Apologies for the delay on looking at this. In general I am kind of hesitant about these types of changes because it can lead to a situation where you just fail in a tight loop. Is this really just a rare failure, or does it keep happening?

stevenkaras commented 6 years ago

I am able to reproduce the issue on a regular basis. It typically happens every few minutes when sampling over a long period of time. I agree that if the first cycle fails it probably indicates a real issue, so perhaps some logic to fail loudly for that case?

A better approach would be to include these as "failed" samples in the profiling data.

eklitzke commented 6 years ago

In that case your suggestion of reporting them as failed makes sense, I would accept that. Should be pretty easy to do, see how idle is reported. I also updated Travis last night so the tests should pass if you get the latest changes in master.
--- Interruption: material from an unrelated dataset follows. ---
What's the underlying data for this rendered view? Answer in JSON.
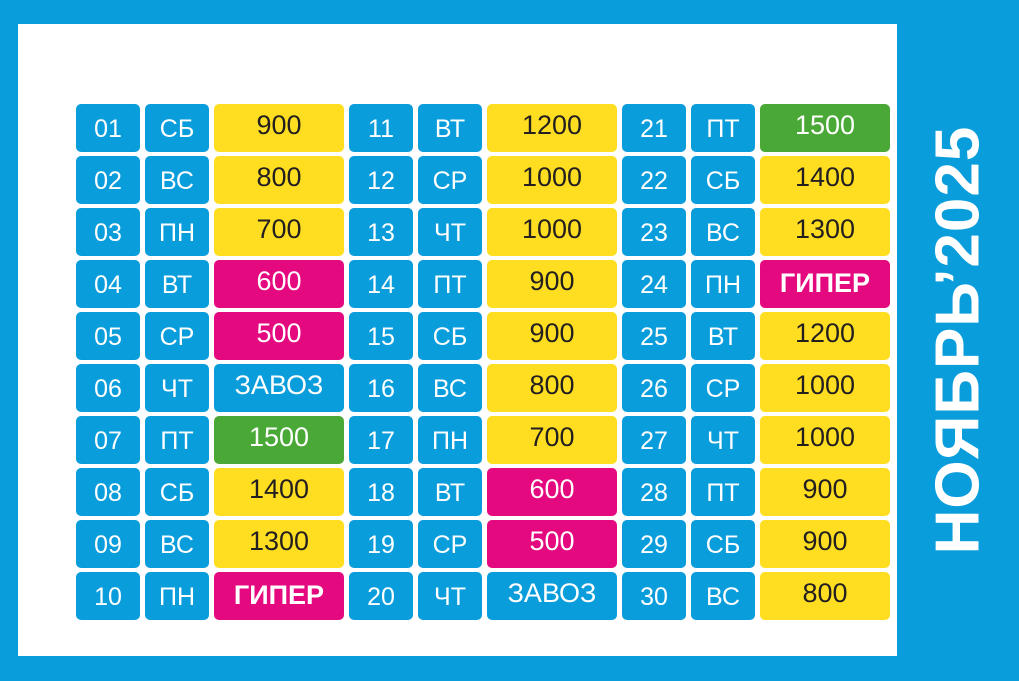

eklitzke commented 6 years ago

I was thinking about doing a small release (v1.6.4) to include #144, as I've gotten a number of complaints about the default sample rate setting. I will hold off on that for a bit so we can get this change in as well.

stevenkaras commented 6 years ago

I set it up to log both to the summary as (failed), and when dumping with timestamps as (failed). I don't use chrome's cpu profiler, so I'd prefer to leave it to someone else to sort out that integration.

eklitzke commented 6 years ago

Thanks for this, I will create a new release with this change.